What is also interesting is that the ancient Jews and modern Zionists also were fascinated by Plato’s “The
Republic.” In “Jewish History, Jewish Religion” Israel Shahak says: “Ben-Gurion did not pretend that the
re-establishment of the kingdom of David and Solomon would benefit anybody except the Jewish state. Using the
concepts of Platonism to analyze Israeli policies based on ‘Jewish ideology’ should not seem strange. It was
noticed by several scholars, of whom the most important was Moses Hadas, who claimed that the foundations of
‘classical Judaism’, that is, of Judaism as it was established by Talmudic sages, are based on Platonic influences
and especially on the image of Sparta as it appears in Plato.
According to Hadas ("Hellenistic Culture, Fusion, and Diffusion" NY 1959), a crucial feature of the Platonic
political system, adopted by Judaism as early as the Maccabean period (142-63 BC), was ‘that every phase of
human conduct be subjected to religious sanctions which are in fact to be manipulated by the ruler.’ There can
be no better definition of ‘classical Judaism’ and of the ways in which the rabbis manipulated it than this Platonic
definition. In particular Hadas claims that Judaism adopted what ‘Plato himself summarized as the objectives of
his program’ , in the following well-known passage: ‘The principal thing is that no one, man or woman, should
ever be without an officer set over him, and that none should get the mental habit of taking any step, whether in
earnest or in jest, on his individual responsibility. In peace as in war he must live always with his eyes on his
superior officer...In a word, we must train the mind not even to consider acting as an individual or know how to do
it.’ Plato, The Republic.
It was the above quoted passage which was chosen by Karl Popper in The Open Society and Its Enemies
as describing the essence of ‘a closed society.’ If the word ‘rabbi’ (master, teacher) is substituted for ‘an officer’
we will have a perfect image of classical Judaism.
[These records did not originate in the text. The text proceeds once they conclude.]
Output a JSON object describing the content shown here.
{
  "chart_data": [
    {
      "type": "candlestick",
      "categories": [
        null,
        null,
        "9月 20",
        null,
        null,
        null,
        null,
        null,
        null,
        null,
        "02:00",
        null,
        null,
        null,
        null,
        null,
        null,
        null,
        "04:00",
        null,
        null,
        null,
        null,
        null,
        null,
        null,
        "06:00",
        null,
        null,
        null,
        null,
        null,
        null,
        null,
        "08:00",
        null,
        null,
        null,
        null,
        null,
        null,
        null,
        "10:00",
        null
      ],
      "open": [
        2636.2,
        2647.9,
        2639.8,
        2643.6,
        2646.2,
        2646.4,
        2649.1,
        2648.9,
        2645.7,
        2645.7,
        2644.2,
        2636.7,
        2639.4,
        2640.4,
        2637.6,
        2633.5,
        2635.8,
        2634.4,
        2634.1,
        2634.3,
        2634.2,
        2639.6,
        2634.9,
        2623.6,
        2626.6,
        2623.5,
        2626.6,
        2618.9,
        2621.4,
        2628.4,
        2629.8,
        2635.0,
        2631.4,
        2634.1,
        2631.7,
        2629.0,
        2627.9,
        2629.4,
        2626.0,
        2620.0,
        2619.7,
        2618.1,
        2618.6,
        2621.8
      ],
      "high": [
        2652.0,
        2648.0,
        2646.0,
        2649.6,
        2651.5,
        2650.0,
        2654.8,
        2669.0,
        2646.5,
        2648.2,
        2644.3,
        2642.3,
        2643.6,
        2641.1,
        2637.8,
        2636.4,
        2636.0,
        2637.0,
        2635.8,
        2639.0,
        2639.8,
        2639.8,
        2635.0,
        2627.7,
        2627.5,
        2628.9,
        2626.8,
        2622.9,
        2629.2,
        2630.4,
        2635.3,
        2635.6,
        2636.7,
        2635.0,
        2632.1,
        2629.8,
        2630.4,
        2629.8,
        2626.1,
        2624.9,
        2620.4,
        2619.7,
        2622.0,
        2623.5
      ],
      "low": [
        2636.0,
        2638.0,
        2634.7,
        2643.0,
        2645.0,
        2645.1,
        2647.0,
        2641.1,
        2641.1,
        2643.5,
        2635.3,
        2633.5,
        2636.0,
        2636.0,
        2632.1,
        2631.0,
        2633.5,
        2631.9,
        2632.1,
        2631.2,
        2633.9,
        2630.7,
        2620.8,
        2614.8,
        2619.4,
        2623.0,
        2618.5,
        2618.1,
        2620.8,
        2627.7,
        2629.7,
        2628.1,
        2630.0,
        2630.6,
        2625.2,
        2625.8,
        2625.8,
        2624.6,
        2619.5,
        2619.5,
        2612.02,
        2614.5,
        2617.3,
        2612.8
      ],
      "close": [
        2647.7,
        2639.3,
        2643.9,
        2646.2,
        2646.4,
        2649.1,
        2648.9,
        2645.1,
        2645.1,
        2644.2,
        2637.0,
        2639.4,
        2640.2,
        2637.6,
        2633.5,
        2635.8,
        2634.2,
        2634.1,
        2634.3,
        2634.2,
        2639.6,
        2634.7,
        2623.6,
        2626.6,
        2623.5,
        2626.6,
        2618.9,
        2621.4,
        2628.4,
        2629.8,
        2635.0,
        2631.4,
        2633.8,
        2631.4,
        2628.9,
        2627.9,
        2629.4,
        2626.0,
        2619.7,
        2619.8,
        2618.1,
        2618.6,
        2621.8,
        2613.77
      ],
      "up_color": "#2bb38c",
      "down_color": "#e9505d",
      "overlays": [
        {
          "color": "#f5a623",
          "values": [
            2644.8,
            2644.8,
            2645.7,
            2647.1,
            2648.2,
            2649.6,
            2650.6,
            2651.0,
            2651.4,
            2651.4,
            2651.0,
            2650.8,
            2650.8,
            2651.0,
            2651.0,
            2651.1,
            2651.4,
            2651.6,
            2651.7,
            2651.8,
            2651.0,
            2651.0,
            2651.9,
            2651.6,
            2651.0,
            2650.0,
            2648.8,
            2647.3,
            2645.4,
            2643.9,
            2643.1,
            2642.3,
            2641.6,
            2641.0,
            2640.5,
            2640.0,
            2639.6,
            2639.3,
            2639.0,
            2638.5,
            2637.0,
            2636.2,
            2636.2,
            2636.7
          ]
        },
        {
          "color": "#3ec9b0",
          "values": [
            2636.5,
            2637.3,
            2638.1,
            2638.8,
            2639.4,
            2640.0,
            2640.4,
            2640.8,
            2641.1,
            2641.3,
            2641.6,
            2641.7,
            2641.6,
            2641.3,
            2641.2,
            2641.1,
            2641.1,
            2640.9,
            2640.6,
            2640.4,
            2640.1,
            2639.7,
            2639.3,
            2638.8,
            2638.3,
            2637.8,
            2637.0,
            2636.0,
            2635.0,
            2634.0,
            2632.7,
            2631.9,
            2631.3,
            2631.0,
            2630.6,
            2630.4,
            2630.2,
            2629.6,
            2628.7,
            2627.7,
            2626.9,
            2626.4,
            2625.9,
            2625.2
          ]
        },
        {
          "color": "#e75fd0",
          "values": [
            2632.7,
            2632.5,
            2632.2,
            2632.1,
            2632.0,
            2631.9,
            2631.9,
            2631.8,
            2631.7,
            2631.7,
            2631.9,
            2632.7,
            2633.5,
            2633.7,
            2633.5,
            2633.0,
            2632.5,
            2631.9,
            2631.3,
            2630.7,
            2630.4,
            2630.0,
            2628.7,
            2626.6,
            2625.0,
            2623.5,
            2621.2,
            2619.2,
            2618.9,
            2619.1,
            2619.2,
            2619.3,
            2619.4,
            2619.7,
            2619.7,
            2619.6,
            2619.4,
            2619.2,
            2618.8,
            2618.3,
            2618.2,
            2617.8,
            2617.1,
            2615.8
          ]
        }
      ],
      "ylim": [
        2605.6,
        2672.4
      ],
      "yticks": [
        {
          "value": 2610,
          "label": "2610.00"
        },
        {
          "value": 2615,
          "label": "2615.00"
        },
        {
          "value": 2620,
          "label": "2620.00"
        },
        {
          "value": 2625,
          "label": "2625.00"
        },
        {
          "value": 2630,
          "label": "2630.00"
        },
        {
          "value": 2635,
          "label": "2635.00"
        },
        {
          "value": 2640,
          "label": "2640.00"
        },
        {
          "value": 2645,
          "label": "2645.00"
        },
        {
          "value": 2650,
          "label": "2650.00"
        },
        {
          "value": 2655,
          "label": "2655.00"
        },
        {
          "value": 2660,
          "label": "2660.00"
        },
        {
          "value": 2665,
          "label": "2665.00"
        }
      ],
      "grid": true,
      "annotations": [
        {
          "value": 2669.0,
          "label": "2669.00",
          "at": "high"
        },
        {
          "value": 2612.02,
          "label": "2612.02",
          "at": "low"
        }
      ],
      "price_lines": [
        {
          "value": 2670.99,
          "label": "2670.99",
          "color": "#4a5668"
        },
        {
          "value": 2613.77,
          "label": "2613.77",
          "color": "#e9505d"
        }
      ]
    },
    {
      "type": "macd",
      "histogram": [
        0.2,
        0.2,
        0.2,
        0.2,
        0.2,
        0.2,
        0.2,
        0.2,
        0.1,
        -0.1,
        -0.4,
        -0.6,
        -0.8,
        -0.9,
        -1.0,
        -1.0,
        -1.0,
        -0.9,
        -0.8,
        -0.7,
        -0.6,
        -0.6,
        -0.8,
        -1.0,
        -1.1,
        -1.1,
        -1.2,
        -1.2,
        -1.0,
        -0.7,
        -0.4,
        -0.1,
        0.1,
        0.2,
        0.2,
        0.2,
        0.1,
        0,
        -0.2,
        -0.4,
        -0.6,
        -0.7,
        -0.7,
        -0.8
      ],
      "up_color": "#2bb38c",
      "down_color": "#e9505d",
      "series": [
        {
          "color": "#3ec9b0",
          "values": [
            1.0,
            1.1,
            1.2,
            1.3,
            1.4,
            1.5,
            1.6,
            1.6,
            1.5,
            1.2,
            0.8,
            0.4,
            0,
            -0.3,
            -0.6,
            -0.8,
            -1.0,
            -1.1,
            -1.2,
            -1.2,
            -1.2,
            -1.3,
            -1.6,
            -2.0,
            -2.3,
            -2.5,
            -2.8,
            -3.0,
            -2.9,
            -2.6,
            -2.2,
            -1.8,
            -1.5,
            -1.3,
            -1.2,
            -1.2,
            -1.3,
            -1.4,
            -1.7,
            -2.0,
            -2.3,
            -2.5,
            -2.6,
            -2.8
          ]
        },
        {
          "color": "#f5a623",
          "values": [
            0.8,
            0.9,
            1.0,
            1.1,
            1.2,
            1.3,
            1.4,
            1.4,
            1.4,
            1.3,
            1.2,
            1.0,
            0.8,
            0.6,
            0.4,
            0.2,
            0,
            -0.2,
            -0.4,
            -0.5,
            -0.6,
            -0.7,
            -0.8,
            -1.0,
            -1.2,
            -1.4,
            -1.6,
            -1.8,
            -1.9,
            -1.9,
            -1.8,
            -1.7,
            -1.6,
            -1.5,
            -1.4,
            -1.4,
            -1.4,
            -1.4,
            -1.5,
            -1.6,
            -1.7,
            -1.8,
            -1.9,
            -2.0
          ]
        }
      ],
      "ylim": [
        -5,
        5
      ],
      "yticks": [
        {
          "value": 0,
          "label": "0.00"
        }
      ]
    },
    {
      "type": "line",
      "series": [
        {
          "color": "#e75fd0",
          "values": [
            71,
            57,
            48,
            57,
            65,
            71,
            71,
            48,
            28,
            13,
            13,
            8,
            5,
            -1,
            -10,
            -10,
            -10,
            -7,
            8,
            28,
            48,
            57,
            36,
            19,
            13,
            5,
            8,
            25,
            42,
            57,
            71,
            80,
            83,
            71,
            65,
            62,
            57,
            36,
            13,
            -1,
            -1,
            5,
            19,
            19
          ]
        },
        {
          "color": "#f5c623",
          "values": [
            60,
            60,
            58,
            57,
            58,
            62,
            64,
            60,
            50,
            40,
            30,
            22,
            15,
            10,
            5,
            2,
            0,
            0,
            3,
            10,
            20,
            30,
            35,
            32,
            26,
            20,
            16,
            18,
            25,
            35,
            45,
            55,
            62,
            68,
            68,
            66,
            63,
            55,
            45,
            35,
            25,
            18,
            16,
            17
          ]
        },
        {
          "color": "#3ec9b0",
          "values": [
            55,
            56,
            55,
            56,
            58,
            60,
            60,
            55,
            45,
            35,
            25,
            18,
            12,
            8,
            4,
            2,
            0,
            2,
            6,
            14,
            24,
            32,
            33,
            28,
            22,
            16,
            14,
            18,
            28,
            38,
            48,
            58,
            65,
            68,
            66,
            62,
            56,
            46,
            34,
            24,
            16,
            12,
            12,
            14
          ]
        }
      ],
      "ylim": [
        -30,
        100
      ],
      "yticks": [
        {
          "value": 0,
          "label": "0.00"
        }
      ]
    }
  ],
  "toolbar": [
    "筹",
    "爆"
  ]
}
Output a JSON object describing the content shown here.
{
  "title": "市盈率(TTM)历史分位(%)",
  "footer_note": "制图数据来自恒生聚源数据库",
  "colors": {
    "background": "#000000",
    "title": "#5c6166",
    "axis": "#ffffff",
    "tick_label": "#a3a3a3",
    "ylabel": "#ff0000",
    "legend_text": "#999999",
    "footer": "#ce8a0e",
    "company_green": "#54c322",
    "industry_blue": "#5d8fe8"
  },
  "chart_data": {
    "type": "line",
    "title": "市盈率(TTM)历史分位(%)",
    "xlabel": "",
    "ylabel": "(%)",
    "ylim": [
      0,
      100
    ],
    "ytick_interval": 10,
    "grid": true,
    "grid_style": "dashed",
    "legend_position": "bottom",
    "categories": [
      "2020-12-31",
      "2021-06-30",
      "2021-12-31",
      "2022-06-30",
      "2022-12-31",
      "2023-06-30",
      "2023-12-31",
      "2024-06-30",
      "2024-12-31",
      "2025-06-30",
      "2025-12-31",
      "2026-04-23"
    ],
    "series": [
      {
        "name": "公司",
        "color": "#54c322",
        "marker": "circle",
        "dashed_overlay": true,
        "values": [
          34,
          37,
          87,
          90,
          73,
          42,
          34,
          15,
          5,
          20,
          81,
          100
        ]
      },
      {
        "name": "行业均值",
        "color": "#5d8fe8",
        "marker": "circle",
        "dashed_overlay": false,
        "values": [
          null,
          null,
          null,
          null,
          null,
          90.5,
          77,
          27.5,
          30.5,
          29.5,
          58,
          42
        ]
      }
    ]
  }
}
The latter is still deeply influencing Israeli-Jewish society and
determining to a large extent the Israeli policies.. Historical Judaism and its two successors, Jewish Orthodoxy
and Zionism, are both sworn enemies of the concept of the open society as applied to Israel. A Jewish state,
whether based on its present Jewish ideology or, if it becomes even more Jewish in character than it is now, on
the principles of Jewish Orthodoxy, cannot ever contain an open society. It can become a fully closed and warlike
ghetto, a Jewish Sparta, supported by the labor of Arab helots, kept in existence by its influence on the U.S.
political establishment and by threats to use its nuclear power, or it can try to become an open society. The second
choice is dependent on a honest examination of its Jewish past, on the admission that Jewish chauvinism and
exclusivism exist, and on a honest examination of the attitudes of Judaism towards the non-Jews.”
Professor Blackburn said that The Republic is “a dangerous book (because) if you convince yourself that
you’re amongst the elite or that you alone are privy to the eternal truths...then you can become a very dangerous
person.” Plato never became a “dangerous person” - only the greatest of philosophers. I wonder what Professor
Blackburn thinks if a nation comprised of people who earnestly believe that they have been specially Chosen by
God to be His representatives on earth (and who are all directly descendant from Abraham) and “think of
themselves as among the elite or God’s Chosen people are dangerous?